Thursday, 30 July 2009

3D Gaussian Convolution

There hasn't been much in the way of posts here lately as I've been really busy at work getting some new components built into the systems I work on. Not really hard but it's frustrating things like trying to get various components and libraries written in different languages to work together. So lately I've not had the energy to do much work on the computer once I get home...

There has been a bit of interest in my 3D Gaussian convolution kernels. Although I explained the technique mathematically in an earlier post I never actually posted the code.
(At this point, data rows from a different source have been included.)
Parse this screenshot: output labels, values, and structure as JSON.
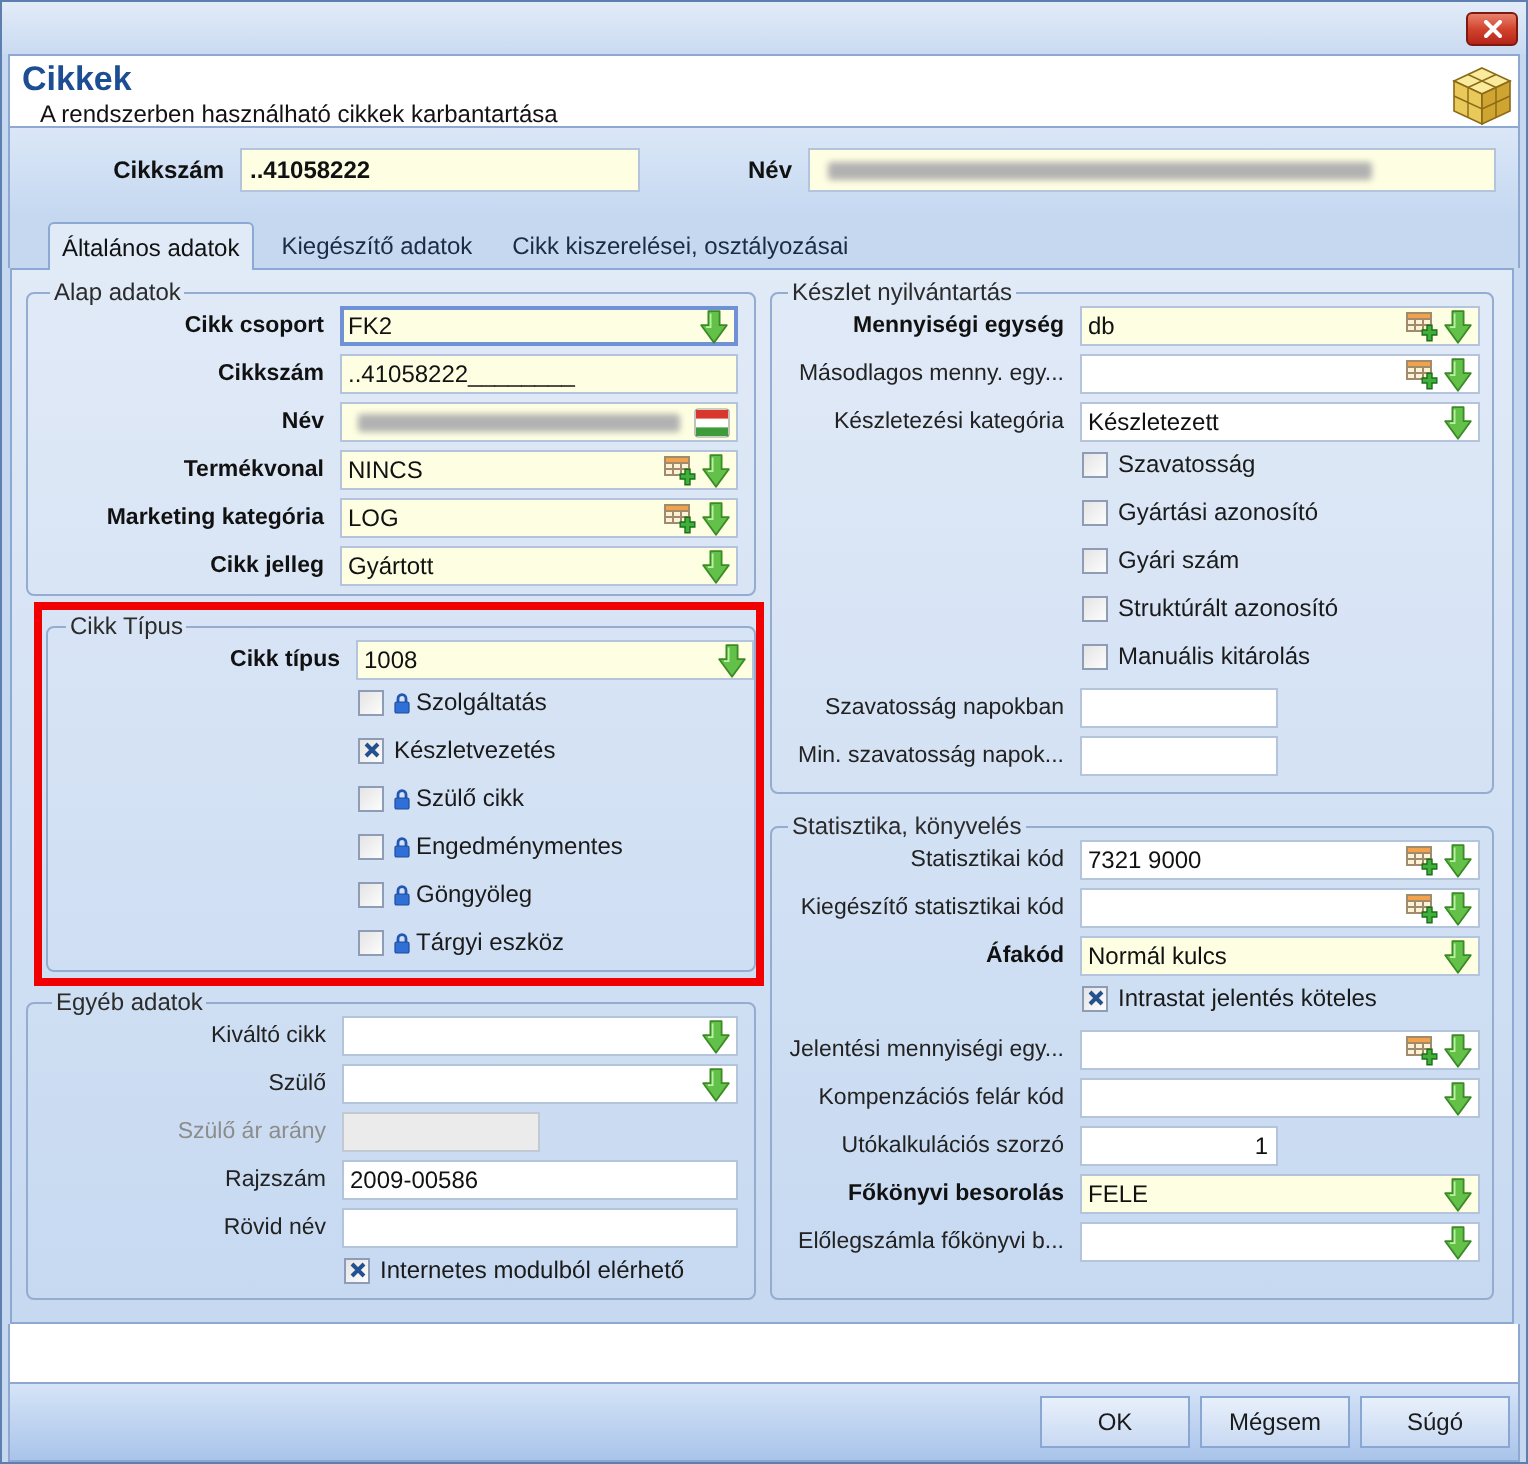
{
  "header": {
    "title": "Cikkek",
    "subtitle": "A rendszerben használható cikkek karbantartása"
  },
  "top_fields": [
    {
      "kind": "text",
      "label": "Cikkszám",
      "value": "..41058222"
    },
    {
      "kind": "blurred",
      "label": "Név"
    }
  ],
  "tabs": [
    {
      "label": "Általános adatok",
      "selected": true
    },
    {
      "label": "Kiegészítő adatok",
      "selected": false
    },
    {
      "label": "Cikk kiszerelései, osztályozásai",
      "selected": false
    }
  ],
  "form": {
    "left": [
      {
        "legend": "Alap adatok",
        "highlighted": false,
        "rows": [
          {
            "kind": "field",
            "label": "Cikk csoport",
            "value": "FK2",
            "required": true,
            "focused": true,
            "disabled": false,
            "lookup": false,
            "dropdown": true
          },
          {
            "kind": "field",
            "label": "Cikkszám",
            "value": "..41058222________",
            "required": true,
            "focused": false,
            "disabled": false,
            "lookup": false,
            "dropdown": false
          },
          {
            "kind": "blurred",
            "label": "Név",
            "required": true,
            "flag": true
          },
          {
            "kind": "field",
            "label": "Termékvonal",
            "value": "NINCS",
            "required": true,
            "focused": false,
            "disabled": false,
            "lookup": true,
            "dropdown": true
          },
          {
            "kind": "field",
            "label": "Marketing kategória",
            "value": "LOG",
            "required": true,
            "focused": false,
            "disabled": false,
            "lookup": true,
            "dropdown": true
          },
          {
            "kind": "field",
            "label": "Cikk jelleg",
            "value": "Gyártott",
            "required": true,
            "focused": false,
            "disabled": false,
            "lookup": false,
            "dropdown": true
          }
        ]
      },
      {
        "legend": "Cikk Típus",
        "highlighted": true,
        "rows": [
          {
            "kind": "field",
            "label": "Cikk típus",
            "value": "1008",
            "required": true,
            "focused": false,
            "disabled": false,
            "lookup": false,
            "dropdown": true
          },
          {
            "kind": "checkbox",
            "label": "Szolgáltatás",
            "checked": false,
            "locked": true
          },
          {
            "kind": "checkbox",
            "label": "Készletvezetés",
            "checked": true,
            "locked": false
          },
          {
            "kind": "checkbox",
            "label": "Szülő cikk",
            "checked": false,
            "locked": true
          },
          {
            "kind": "checkbox",
            "label": "Engedménymentes",
            "checked": false,
            "locked": true
          },
          {
            "kind": "checkbox",
            "label": "Göngyöleg",
            "checked": false,
            "locked": true
          },
          {
            "kind": "checkbox",
            "label": "Tárgyi eszköz",
            "checked": false,
            "locked": true
          }
        ]
      },
      {
        "legend": "Egyéb adatok",
        "highlighted": false,
        "rows": [
          {
            "kind": "field",
            "label": "Kiváltó cikk",
            "required": false,
            "focused": false,
            "disabled": false,
            "lookup": false,
            "dropdown": true
          },
          {
            "kind": "field",
            "label": "Szülő",
            "required": false,
            "focused": false,
            "disabled": false,
            "lookup": false,
            "dropdown": true
          },
          {
            "kind": "number",
            "label": "Szülő ár arány",
            "required": false,
            "focused": false,
            "disabled": true
          },
          {
            "kind": "field",
            "label": "Rajzszám",
            "value": "2009-00586",
            "required": false,
            "focused": false,
            "disabled": false,
            "lookup": false,
            "dropdown": false
          },
          {
            "kind": "field",
            "label": "Rövid név",
            "required": false,
            "focused": false,
            "disabled": false,
            "lookup": false,
            "dropdown": false
          },
          {
            "kind": "checkbox",
            "label": "Internetes modulból elérhető",
            "checked": true,
            "locked": false
          }
        ]
      }
    ],
    "right": [
      {
        "legend": "Készlet nyilvántartás",
        "highlighted": false,
        "rows": [
          {
            "kind": "field",
            "label": "Mennyiségi egység",
            "value": "db",
            "required": true,
            "focused": false,
            "disabled": false,
            "lookup": true,
            "dropdown": true
          },
          {
            "kind": "field",
            "label": "Másodlagos menny. egy...",
            "required": false,
            "focused": false,
            "disabled": false,
            "lookup": true,
            "dropdown": true
          },
          {
            "kind": "field",
            "label": "Készletezési kategória",
            "value": "Készletezett",
            "required": false,
            "focused": false,
            "disabled": false,
            "lookup": false,
            "dropdown": true
          },
          {
            "kind": "checkbox",
            "label": "Szavatosság",
            "checked": false,
            "locked": false
          },
          {
            "kind": "checkbox",
            "label": "Gyártási azonosító",
            "checked": false,
            "locked": false
          },
          {
            "kind": "checkbox",
            "label": "Gyári szám",
            "checked": false,
            "locked": false
          },
          {
            "kind": "checkbox",
            "label": "Struktúrált azonosító",
            "checked": false,
            "locked": false
          },
          {
            "kind": "checkbox",
            "label": "Manuális kitárolás",
            "checked": false,
            "locked": false
          },
          {
            "kind": "number",
            "label": "Szavatosság napokban",
            "required": false,
            "focused": false,
            "disabled": false
          },
          {
            "kind": "number",
            "label": "Min. szavatosság napok...",
            "required": false,
            "focused": false,
            "disabled": false
          }
        ]
      },
      {
        "legend": "Statisztika, könyvelés",
        "highlighted": false,
        "rows": [
          {
            "kind": "field",
            "label": "Statisztikai kód",
            "value": "7321 9000",
            "required": false,
            "focused": false,
            "disabled": false,
            "lookup": true,
            "dropdown": true
          },
          {
            "kind": "field",
            "label": "Kiegészítő statisztikai kód",
            "required": false,
            "focused": false,
            "disabled": false,
            "lookup": true,
            "dropdown": true
          },
          {
            "kind": "field",
            "label": "Áfakód",
            "value": "Normál kulcs",
            "required": true,
            "focused": false,
            "disabled": false,
            "lookup": false,
            "dropdown": true
          },
          {
            "kind": "checkbox",
            "label": "Intrastat jelentés köteles",
            "checked": true,
            "locked": false
          },
          {
            "kind": "field",
            "label": "Jelentési mennyiségi egy...",
            "required": false,
            "focused": false,
            "disabled": false,
            "lookup": true,
            "dropdown": true
          },
          {
            "kind": "field",
            "label": "Kompenzációs felár kód",
            "required": false,
            "focused": false,
            "disabled": false,
            "lookup": false,
            "dropdown": true
          },
          {
            "kind": "number",
            "label": "Utókalkulációs szorzó",
            "value": "1",
            "required": false,
            "focused": false,
            "disabled": false
          },
          {
            "kind": "field",
            "label": "Főkönyvi besorolás",
            "value": "FELE",
            "required": true,
            "focused": false,
            "disabled": false,
            "lookup": false,
            "dropdown": true
          },
          {
            "kind": "field",
            "label": "Előlegszámla főkönyvi b...",
            "required": false,
            "focused": false,
            "disabled": false,
            "lookup": false,
            "dropdown": true
          }
        ]
      }
    ]
  },
  "buttons": [
    "OK",
    "Mégsem",
    "Súgó"
  ]
}
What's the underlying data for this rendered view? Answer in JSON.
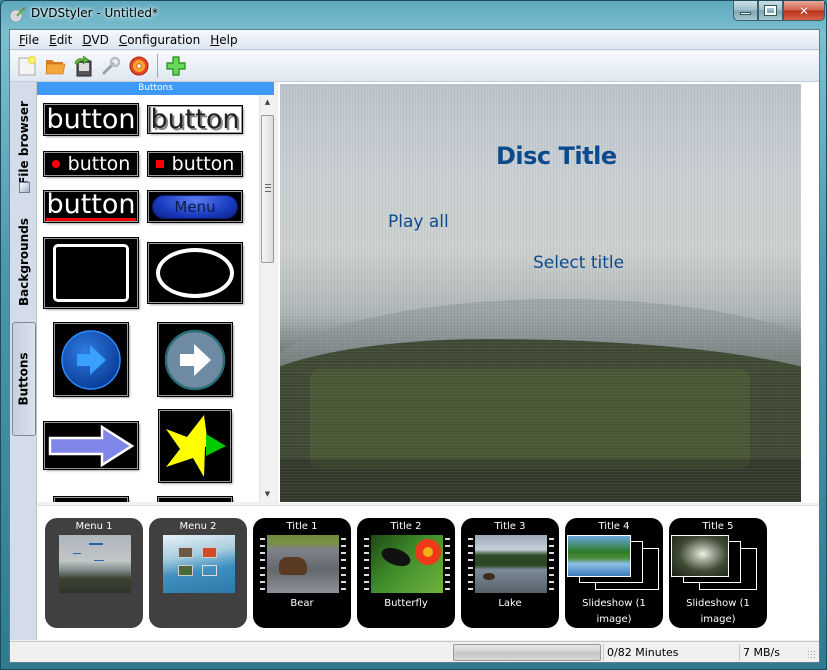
{
  "window": {
    "title": "DVDStyler - Untitled*",
    "controls": {
      "minimize": "–",
      "maximize": "□",
      "close": "✕"
    }
  },
  "menubar": {
    "items": [
      {
        "label_underline": "F",
        "label_rest": "ile"
      },
      {
        "label_underline": "E",
        "label_rest": "dit"
      },
      {
        "label_underline": "D",
        "label_rest": "VD"
      },
      {
        "label_underline": "C",
        "label_rest": "onfiguration"
      },
      {
        "label_underline": "H",
        "label_rest": "elp"
      }
    ]
  },
  "toolbar": {
    "buttons": [
      {
        "icon": "new-document-icon"
      },
      {
        "icon": "open-folder-icon"
      },
      {
        "icon": "save-icon"
      },
      {
        "icon": "settings-wrench-icon"
      },
      {
        "icon": "burn-disc-icon"
      },
      {
        "icon": "add-file-icon"
      }
    ]
  },
  "side_tabs": [
    {
      "label": "File browser",
      "active": false
    },
    {
      "label": "Backgrounds",
      "active": false
    },
    {
      "label": "Buttons",
      "active": true
    }
  ],
  "buttons_panel": {
    "header": "Buttons",
    "items": [
      {
        "kind": "text",
        "label": "button"
      },
      {
        "kind": "text-outline",
        "label": "button"
      },
      {
        "kind": "dot",
        "label": "button"
      },
      {
        "kind": "square",
        "label": "button"
      },
      {
        "kind": "underline",
        "label": "button"
      },
      {
        "kind": "oval",
        "label": "Menu"
      },
      {
        "kind": "rect-frame",
        "label": ""
      },
      {
        "kind": "ellipse-frame",
        "label": ""
      },
      {
        "kind": "blue-circle-arrow",
        "label": ""
      },
      {
        "kind": "grey-circle-arrow",
        "label": ""
      },
      {
        "kind": "purple-arrow",
        "label": ""
      },
      {
        "kind": "star-arrow",
        "label": ""
      }
    ]
  },
  "canvas": {
    "disc_title": "Disc Title",
    "play_all": "Play all",
    "select_title": "Select title",
    "text_color": "#0c4a8e"
  },
  "titleset": {
    "tiles": [
      {
        "type": "menu",
        "label": "Menu 1",
        "caption": ""
      },
      {
        "type": "menu",
        "label": "Menu 2",
        "caption": ""
      },
      {
        "type": "video",
        "label": "Title 1",
        "caption": "Bear"
      },
      {
        "type": "video",
        "label": "Title 2",
        "caption": "Butterfly"
      },
      {
        "type": "video",
        "label": "Title 3",
        "caption": "Lake"
      },
      {
        "type": "slideshow",
        "label": "Title 4",
        "caption": "Slideshow (1 image)"
      },
      {
        "type": "slideshow",
        "label": "Title 5",
        "caption": "Slideshow (1 image)"
      }
    ]
  },
  "statusbar": {
    "progress_fraction": 0,
    "duration": "0/82 Minutes",
    "bitrate": "7 MB/s"
  }
}
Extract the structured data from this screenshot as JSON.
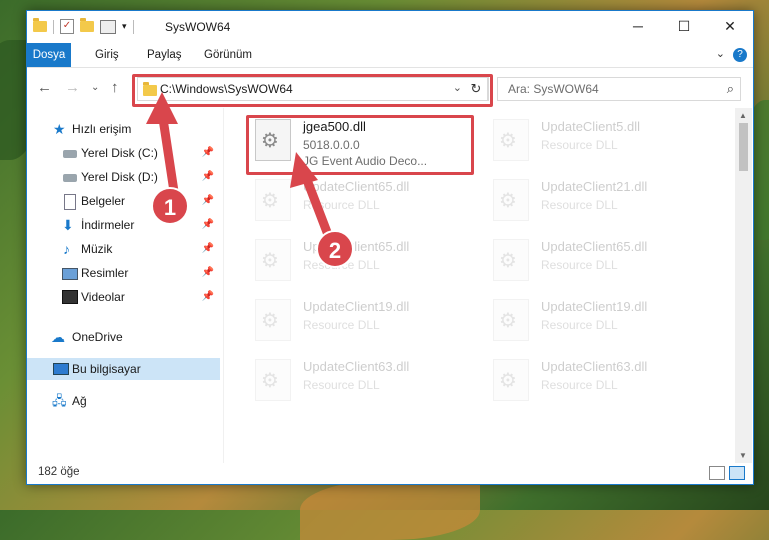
{
  "window": {
    "title": "SysWOW64",
    "controls": {
      "minimize": "─",
      "maximize": "☐",
      "close": "✕"
    }
  },
  "ribbon": {
    "tabs": [
      "Dosya",
      "Giriş",
      "Paylaş",
      "Görünüm"
    ],
    "help": "?"
  },
  "nav": {
    "address": "C:\\Windows\\SysWOW64",
    "search_placeholder": "Ara: SysWOW64"
  },
  "sidebar": {
    "quick_access": "Hızlı erişim",
    "pinned": [
      "Yerel Disk (C:)",
      "Yerel Disk (D:)",
      "Belgeler",
      "İndirmeler",
      "Müzik",
      "Resimler",
      "Videolar"
    ],
    "onedrive": "OneDrive",
    "this_pc": "Bu bilgisayar",
    "network": "Ağ"
  },
  "files": [
    {
      "name": "jgea500.dll",
      "line1": "5018.0.0.0",
      "line2": "JG Event Audio Deco..."
    },
    {
      "name": "UpdateClient5.dll",
      "line1": "Resource DLL"
    },
    {
      "name": "UpdateClient65.dll",
      "line1": "Resource DLL"
    },
    {
      "name": "UpdateClient21.dll",
      "line1": "Resource DLL"
    },
    {
      "name": "UpdateClient65.dll",
      "line1": "Resource DLL"
    },
    {
      "name": "UpdateClient65.dll",
      "line1": "Resource DLL"
    },
    {
      "name": "UpdateClient19.dll",
      "line1": "Resource DLL"
    },
    {
      "name": "UpdateClient19.dll",
      "line1": "Resource DLL"
    },
    {
      "name": "UpdateClient63.dll",
      "line1": "Resource DLL"
    },
    {
      "name": "UpdateClient63.dll",
      "line1": "Resource DLL"
    }
  ],
  "status": {
    "count": "182 öğe"
  },
  "annotations": {
    "step1": "1",
    "step2": "2"
  },
  "colors": {
    "accent": "#1979ca",
    "highlight": "#d9464c",
    "selected": "#cce4f7"
  }
}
As it is rather quick and quite a novel way of calculating the convolution for a xy plane I decided to post it so everyone can benefit from / improve upon the technique.  As always comments / bug reports etc are always welcome :)

The code is a series of kernels that will do a Gaussian Convolution (smoothing) on a 3D data set of floats.   The Gaussian kernel that I used is a 5x5x5 one but it is relatively easy to extend this.  The data set is a volume 256x256x256 of floats. Again with some modifications the kernels will handle a greater or lesser volume - up to the max memory of your card.

In a trivial implementation you will read 5x5x5 data elements centred around your x,y,z point and then multiple them with their corresponding co-efficient. Finally summing them and dividing before saving into a seperate memory area. Of course this means 125 reads and associated calculations for every single data element in our 256x256x256 block resulting in over 2 billion reads - not very efficient!

Using the fact that the Gaussian filter we are using is actually a convolution we can do each direction in turn before summing the result and dividing. This gives us 256x256x256 x 5 x 3 = 251658240 reads - which is over 8 times lower than the trivial implementation!

As we are using the co-efficients many times it is beneficial to pre-calculate these and store them in constant memory. Constant memory on the device is cached and is really fast. Please note that this may not always be the case but for the Gaussian co-efficients that require more than one floating point operation to calculate this results in a large time saving.  This is implemented in "calcGaussianCoefficients" in the source code here:  [download id="5"] .

Now the general method would be to process the x,y and z directions in turn, however it is possible to calculate a plane at a time while only having to store one column at a time in shared memory.  If all threads in a block are calculating a row each they will finish an element of the row at the same time (make sure to syncthreads to ensure they are all done) as we then have a completed calculation for the same element in each row it is then possible to convolve in the y direction without having to read any additional data from global memory.   Once the y convolution is completed you save the result back to a tempory area in global memory.   This technique ensures you get your memory reads and writes fully coalesced while simulateously minimizing the number of memory reads required.  The limited shared memory available can mean there may be bank conflicts between the threads but a bank conflict is still faster than a global memory read.  This is implemented in "calcGaussianXYPlaneConvolution256" in the source code:  [download id="5"] .

The code for the xy convolution is very quick and uses a high percentage of the available bandwidth. As of writing it is the fastest Gaussian convolution I have seen for a plane. Certain assumptions have been made about the boundary conditions which are perfectly acceptable for my application but may not be ideal for your own. It is a good idea to check the output against what you expect using a Gold or Silver kernel.

Please note the code supplied is not generic and is specific to a 5x5x5 Gaussian on a set of  256x256 planes although it is very easy to modify to other sizes. The z convolution is not included in the source. In the z convolution you would need to divide to get the correct value.

As usual the code is licensed under the:  Creative Commons - Attribution-Share Alike 2.0 UK: England & Wales  License - ie feel free to use it in anything but some acknowledgement would be nice :)

1 comment:

  1. Quite a nice article however the downloads are missing.